The Economic and Financial Crimes Commission (EFCC) will begin investigation into the activities of some of the governors whose tenure expire on May 29, it was learnt yesterday.
The anti-graft body, which has written to some of them, is also beaming the searchlight on the commissioners who served in their administrations.
Zamfara State Governor Bello Matawalle, who confirmed the receipt of the agency’s letter, objected to what he described as “the consistent castigatiom of governors by the anti-graft agency”.
He frowned at a statement credited to EFCC Chairman, Abdulrasheed Bawa, that he has sent invitations to outgoing governors and commissioners in a bid to begin investigation into alleged corruption and abuse of office perpetrated by them while in office.
Matawalle said in a statement in Abuja that while political office holders should account for their actions in office, EFCC should exercise its power to investigate targeted public officials judiciously.
He also queried the basis for restricting the investigation to governors, wondering why EFCC has not extended the same probe to public servants at the federal level.
However, officials of the agency could not confirmed the planned probe, merely saying that if there were letters by the anti-graft body, it could not have been “blanket invitations”.
Matawalle, who said that the investigation should be wholistic and not selective, maintained that “the recent invitations and pronouncement by the EFCC chair is imbalance, incomplete, hypocritical and unnecessarily skewed.”
In his reckoning, Bawa’s approach is counterproductive to the anti-corruption crusade.
Rejecting the selective probe, the governor said “in a bid to help the obvious knowledge-gap and inertia exhibited by the EFCC Chair, the probe should be all-embracing and cover all officers.”
He added: “I demand that the EFCC chair extend similar invitations to officers of the Presidency and members of the Federal Executive Council, which is the highest tier of government in the country.”
But the federal government said the governor was merely expressing an opinion
“The governor has the right to make suggestions.

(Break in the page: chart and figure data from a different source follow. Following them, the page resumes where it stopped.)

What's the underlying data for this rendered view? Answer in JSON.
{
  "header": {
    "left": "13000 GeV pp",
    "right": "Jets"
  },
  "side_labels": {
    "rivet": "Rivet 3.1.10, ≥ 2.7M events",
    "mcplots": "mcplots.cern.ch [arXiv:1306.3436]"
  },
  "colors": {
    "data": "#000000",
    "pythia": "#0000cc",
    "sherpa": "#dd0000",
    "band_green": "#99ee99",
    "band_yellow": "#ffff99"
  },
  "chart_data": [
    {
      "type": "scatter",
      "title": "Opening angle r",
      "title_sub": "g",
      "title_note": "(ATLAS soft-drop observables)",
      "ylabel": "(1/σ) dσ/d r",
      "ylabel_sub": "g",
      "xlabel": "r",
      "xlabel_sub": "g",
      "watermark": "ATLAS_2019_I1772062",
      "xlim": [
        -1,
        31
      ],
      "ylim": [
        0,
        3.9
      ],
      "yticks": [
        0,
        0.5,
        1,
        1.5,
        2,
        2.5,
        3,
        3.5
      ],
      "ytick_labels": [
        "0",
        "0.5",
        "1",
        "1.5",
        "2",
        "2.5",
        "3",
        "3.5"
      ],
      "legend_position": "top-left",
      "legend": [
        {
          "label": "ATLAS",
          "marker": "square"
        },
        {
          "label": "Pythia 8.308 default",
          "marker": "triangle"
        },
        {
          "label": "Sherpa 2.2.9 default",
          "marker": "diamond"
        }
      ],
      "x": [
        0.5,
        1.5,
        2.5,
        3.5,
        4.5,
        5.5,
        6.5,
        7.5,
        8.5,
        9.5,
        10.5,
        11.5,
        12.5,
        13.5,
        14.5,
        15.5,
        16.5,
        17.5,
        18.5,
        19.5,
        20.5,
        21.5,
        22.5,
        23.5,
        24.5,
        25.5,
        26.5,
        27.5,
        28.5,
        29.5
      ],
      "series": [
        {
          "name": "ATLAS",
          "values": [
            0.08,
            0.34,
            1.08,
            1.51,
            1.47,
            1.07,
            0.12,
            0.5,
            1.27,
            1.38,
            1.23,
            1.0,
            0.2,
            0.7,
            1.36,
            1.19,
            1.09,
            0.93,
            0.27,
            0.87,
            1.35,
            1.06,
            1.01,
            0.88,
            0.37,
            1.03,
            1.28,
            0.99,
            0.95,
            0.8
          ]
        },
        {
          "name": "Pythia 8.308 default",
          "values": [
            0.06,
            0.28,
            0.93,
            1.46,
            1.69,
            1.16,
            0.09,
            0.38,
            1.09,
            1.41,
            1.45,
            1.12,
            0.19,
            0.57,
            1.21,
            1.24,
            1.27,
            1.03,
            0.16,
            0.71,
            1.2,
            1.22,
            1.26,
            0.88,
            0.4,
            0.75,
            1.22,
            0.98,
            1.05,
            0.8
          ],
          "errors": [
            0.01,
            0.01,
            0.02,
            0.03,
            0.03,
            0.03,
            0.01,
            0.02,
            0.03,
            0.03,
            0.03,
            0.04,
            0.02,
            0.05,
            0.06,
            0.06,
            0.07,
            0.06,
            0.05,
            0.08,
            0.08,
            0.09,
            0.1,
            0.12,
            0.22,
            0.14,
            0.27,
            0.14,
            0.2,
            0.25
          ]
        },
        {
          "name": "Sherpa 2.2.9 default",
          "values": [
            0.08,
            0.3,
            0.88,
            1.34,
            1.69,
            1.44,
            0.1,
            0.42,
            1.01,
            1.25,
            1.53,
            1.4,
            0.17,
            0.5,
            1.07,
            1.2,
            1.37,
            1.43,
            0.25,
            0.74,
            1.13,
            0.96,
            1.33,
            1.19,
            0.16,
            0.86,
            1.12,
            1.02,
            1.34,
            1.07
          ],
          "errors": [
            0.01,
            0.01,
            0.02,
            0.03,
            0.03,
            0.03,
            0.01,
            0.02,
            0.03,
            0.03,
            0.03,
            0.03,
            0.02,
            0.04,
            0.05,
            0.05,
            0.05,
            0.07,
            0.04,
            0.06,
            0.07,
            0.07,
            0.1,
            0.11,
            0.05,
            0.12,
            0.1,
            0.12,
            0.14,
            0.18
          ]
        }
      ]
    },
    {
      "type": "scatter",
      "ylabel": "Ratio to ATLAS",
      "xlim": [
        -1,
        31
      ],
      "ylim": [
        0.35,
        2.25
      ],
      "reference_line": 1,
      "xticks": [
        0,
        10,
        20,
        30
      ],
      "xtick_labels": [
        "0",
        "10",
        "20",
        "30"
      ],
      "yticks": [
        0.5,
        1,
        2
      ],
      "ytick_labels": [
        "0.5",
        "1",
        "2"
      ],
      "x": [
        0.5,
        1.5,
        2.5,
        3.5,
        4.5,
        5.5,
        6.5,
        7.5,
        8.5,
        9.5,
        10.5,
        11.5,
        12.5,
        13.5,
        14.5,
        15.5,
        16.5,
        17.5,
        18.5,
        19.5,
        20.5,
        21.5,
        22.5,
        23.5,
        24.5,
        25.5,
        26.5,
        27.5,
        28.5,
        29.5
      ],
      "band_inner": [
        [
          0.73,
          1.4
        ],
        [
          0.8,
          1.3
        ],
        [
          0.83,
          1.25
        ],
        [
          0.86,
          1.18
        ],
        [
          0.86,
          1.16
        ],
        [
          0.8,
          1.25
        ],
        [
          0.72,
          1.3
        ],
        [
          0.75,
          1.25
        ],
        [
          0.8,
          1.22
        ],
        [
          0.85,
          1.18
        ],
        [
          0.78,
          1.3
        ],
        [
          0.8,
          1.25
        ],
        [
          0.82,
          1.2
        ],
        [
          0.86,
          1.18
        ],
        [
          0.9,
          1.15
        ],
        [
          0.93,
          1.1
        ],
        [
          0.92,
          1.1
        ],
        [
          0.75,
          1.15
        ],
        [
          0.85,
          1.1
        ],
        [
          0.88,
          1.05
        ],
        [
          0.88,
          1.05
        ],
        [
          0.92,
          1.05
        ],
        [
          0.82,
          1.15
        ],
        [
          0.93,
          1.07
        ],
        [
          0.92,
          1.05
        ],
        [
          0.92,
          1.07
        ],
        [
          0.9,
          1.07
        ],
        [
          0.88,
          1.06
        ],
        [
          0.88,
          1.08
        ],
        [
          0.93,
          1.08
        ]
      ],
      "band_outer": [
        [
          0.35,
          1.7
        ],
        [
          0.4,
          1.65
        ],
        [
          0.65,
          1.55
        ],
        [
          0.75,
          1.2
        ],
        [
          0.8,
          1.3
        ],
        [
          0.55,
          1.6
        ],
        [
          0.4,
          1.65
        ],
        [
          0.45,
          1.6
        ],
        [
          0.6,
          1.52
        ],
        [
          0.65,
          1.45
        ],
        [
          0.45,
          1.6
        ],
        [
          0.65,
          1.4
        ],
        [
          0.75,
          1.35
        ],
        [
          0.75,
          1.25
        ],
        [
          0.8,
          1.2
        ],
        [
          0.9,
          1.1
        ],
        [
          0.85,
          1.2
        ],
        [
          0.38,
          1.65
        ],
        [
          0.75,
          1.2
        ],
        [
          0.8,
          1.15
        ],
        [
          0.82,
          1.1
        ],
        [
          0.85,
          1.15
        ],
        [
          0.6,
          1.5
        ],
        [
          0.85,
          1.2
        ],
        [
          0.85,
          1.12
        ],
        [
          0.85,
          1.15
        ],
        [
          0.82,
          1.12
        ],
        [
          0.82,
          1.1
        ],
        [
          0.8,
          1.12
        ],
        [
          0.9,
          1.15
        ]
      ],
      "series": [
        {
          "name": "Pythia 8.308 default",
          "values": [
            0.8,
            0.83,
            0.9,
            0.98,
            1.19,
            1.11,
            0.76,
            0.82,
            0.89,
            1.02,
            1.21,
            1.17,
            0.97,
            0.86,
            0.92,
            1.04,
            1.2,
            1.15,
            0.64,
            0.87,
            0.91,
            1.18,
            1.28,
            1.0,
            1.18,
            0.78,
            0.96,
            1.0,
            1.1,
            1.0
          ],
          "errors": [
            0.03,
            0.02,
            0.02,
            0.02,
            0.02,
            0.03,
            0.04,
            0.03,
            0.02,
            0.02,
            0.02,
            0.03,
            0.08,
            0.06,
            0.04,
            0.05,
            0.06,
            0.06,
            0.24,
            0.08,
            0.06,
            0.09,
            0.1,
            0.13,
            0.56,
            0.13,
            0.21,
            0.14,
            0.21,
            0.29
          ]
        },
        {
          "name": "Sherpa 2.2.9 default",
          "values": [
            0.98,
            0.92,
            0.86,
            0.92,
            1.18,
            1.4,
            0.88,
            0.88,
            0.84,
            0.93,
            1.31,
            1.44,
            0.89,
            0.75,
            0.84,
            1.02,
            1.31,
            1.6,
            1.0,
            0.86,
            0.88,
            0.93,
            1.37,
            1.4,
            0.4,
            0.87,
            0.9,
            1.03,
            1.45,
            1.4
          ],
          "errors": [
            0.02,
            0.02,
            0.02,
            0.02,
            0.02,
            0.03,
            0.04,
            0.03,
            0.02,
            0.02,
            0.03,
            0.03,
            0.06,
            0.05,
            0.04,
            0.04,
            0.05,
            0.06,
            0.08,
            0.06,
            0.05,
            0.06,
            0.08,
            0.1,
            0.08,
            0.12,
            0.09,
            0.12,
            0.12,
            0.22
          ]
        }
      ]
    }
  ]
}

That is his own opinion,” the government said through the Minister of Information and Culture, Lai Mohammed.
Matawalle also said that before any probe by the EFCC can be meaningful, the EFCC Chairman should step aside.
He said: “To engender a broad based investigation and an enlargement of the fight against corruption, I will also demand that Abdulrasheed Bawa excuse himself and surrender himself for investigation.
“Importantly, he needs to come clean with Nigerians on the way and manner he has prosecuted the anti-corruption fight.
“He needs to explain among others how seized assets by the EFCC are being sold without adherence to due process.
“He should explain, for instance, how he has assumed the role of the plaintiff, prosecutor and jury and how he has executed his brand of plea bargaining with suspected criminals and saboteurs of the Nigerian economy and agenda who instead of being put on trial, are walking freely all over Nigeria.”
Matawalle added: “It is when the EFCC Chair does this and becomes open, non-selective and all-embracing with his invitation, that will we take him seriously.
“It is only then will serious-minded officers who have served the people selflessly and meritoriously, and are not opposed to an examination of their books, and indeed Nigerians generally take him seriously.
“Without this, it is just a case of another person in government who has some explaining to do himself over allegations of corruption, high-handedness and abuse of office now asking others to account, by so doing, merely giving Nigerians a comic relief from the present challenging times they are experiencing.”